Parmandur
Book-Friend, he/him
Now might even be a fad, few years later its over.
5E I doubt won't last 20 odd years like some are speculating the only D&Ds to come close to that would be Basic which in effect had around 4 or 5 sub versions (Holmes, Moldvay, BECMI, Black Box etc) was technically around for 19 years (77-96 IIRC) but was more or less out of print/on life support for some of those years. 3.X if you count 3.0, 3.5, Pathfinder as the same system but I don't think we'll see WoTC drop the ball again.
Sooner or later the books will plateau but they can always go down the spam some splats path for a year or 3 or see how will campaign settings etc do. See what sales are like in year 6 and 8, its really to early and most sales of D&D come early in the editions lifetime and 5E is following that trend.
A D&D movie won't land for 2 years minimum even if they start filming in the next 6 months and D&D and good movies don't go hand in hand. The entire RPG market yearly sales would only pay around a quarter of a AAA+ game or block buster movies production values. That is the main reason you're not going to see a good D&D movie or game unless you get some cheap indie development that blows up.
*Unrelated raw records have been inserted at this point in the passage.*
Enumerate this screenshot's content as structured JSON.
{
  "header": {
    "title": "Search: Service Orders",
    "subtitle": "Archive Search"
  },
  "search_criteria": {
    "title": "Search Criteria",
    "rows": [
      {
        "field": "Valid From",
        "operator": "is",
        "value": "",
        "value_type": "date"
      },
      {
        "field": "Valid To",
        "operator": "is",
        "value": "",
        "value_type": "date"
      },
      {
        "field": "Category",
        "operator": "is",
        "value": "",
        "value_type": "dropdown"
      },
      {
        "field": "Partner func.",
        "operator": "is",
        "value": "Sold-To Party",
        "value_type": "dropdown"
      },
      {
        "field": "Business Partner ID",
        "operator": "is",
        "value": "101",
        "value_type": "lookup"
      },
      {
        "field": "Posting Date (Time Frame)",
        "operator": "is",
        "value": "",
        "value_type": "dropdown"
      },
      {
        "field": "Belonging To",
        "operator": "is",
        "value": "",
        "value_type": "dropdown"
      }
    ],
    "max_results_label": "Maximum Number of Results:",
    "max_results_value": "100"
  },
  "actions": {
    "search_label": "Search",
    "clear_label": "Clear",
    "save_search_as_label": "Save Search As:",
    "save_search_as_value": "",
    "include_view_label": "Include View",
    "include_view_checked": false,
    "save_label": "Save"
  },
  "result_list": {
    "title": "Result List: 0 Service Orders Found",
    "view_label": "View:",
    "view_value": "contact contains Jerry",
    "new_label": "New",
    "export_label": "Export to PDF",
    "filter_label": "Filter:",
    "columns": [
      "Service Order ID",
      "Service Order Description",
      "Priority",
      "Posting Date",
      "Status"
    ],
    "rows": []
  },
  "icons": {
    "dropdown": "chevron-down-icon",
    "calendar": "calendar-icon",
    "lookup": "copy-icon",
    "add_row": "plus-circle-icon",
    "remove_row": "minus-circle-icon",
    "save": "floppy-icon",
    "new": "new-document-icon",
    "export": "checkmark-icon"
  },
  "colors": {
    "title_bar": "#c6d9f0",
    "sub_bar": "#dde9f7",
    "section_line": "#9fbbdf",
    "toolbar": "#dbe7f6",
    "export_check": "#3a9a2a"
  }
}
Same reason most of the good D&D games date from the late 90's and early 2000's. Game development back then was around $4 million, now its in the $80-200 million range, at least for a decent big budget version. The number of 90%+ rated titles on the PS2 is another example.
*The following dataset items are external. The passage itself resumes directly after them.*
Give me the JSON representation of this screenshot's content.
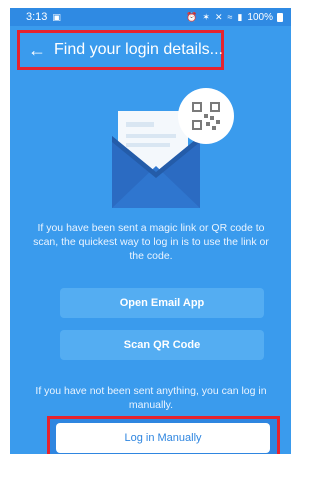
{
  "status_bar": {
    "time": "3:13",
    "battery_text": "100%",
    "colors": {
      "bar": "#2f8ae3"
    }
  },
  "header": {
    "title": "Find your login details...",
    "back_icon": "arrow-left-icon"
  },
  "illustration": {
    "icons": [
      "envelope-icon",
      "qr-code-icon",
      "letter-icon"
    ]
  },
  "content": {
    "info_text": "If you have been sent a magic link or QR code to scan, the quickest way to log in is to use the link or the code.",
    "open_email_label": "Open Email App",
    "scan_qr_label": "Scan QR Code",
    "manual_info_text": "If you have not been sent anything, you can log in manually.",
    "log_in_manually_label": "Log in Manually"
  },
  "colors": {
    "background": "#3a9bed",
    "button": "#54adf2",
    "highlight_border": "#e5232f",
    "manual_button_text": "#2f86e0"
  }
}
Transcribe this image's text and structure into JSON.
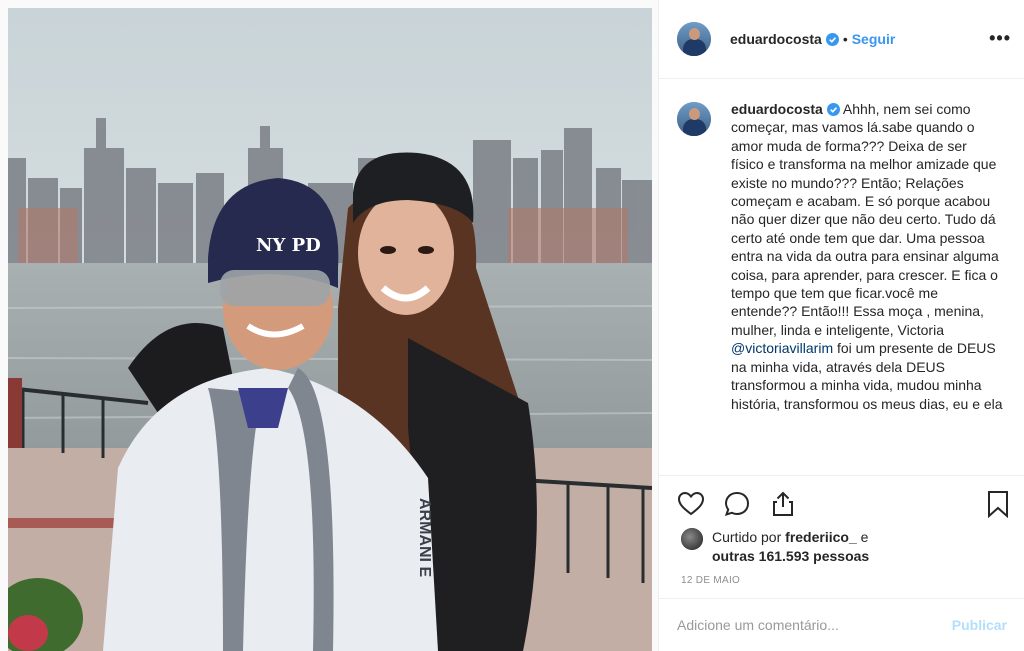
{
  "post": {
    "username": "eduardocosta",
    "follow_label": "Seguir",
    "separator": "•",
    "more_label": "•••",
    "icons": [
      "heart-icon",
      "comment-icon",
      "share-icon",
      "bookmark-icon",
      "verified-badge-icon",
      "more-options-icon"
    ],
    "caption_part1": " Ahhh, nem sei como começar, mas vamos lá.sabe quando o amor muda de forma??? Deixa de ser físico e transforma na melhor amizade que existe no mundo??? Então; Relações começam e acabam. E só porque acabou não quer dizer que não deu certo. Tudo dá certo até onde tem que dar. Uma pessoa entra na vida da outra para ensinar alguma coisa, para aprender, para crescer. E fica o tempo que tem que ficar.você me entende?? Então!!! Essa moça , menina, mulher, linda e inteligente, Victoria ",
    "caption_mention": "@victoriavillarim",
    "caption_part2": " foi um presente de DEUS na minha vida, através dela DEUS transformou a minha vida, mudou minha história, transformou os meus dias, eu e ela",
    "likes_prefix": "Curtido por ",
    "likes_user": "frederiico_",
    "likes_middle": " e",
    "likes_others": "outras 161.593 pessoas",
    "date": "12 DE MAIO",
    "comment_placeholder": "Adicione um comentário...",
    "publish_label": "Publicar",
    "hat_text": "NY PD",
    "jacket_text": "ARMANI E"
  },
  "colors": {
    "link": "#3897f0",
    "publish_disabled": "#b2dffc",
    "mention": "#00376b",
    "muted": "#8e8e8e",
    "verified": "#3897f0"
  }
}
People are getting carried away methinks with how big D&D actually is.
WotC doesn't foot the bill for the film production, Paramount Pictures does. The reason they are paying Habro for the privelage of making a toy commercial is because LotR was big, Game of Thrones is big, and there is potential money to be made.
Just because previous films have been bad, doesn't mean that they have to be bad.
Sales don't necessarily need to be book and bust, if an evergreen business model is adapted and new customers are groomed with things like early reader books, children's picture books, etc.
They don't need to resell everything to a small core group every few years, if they get new kids to start every year.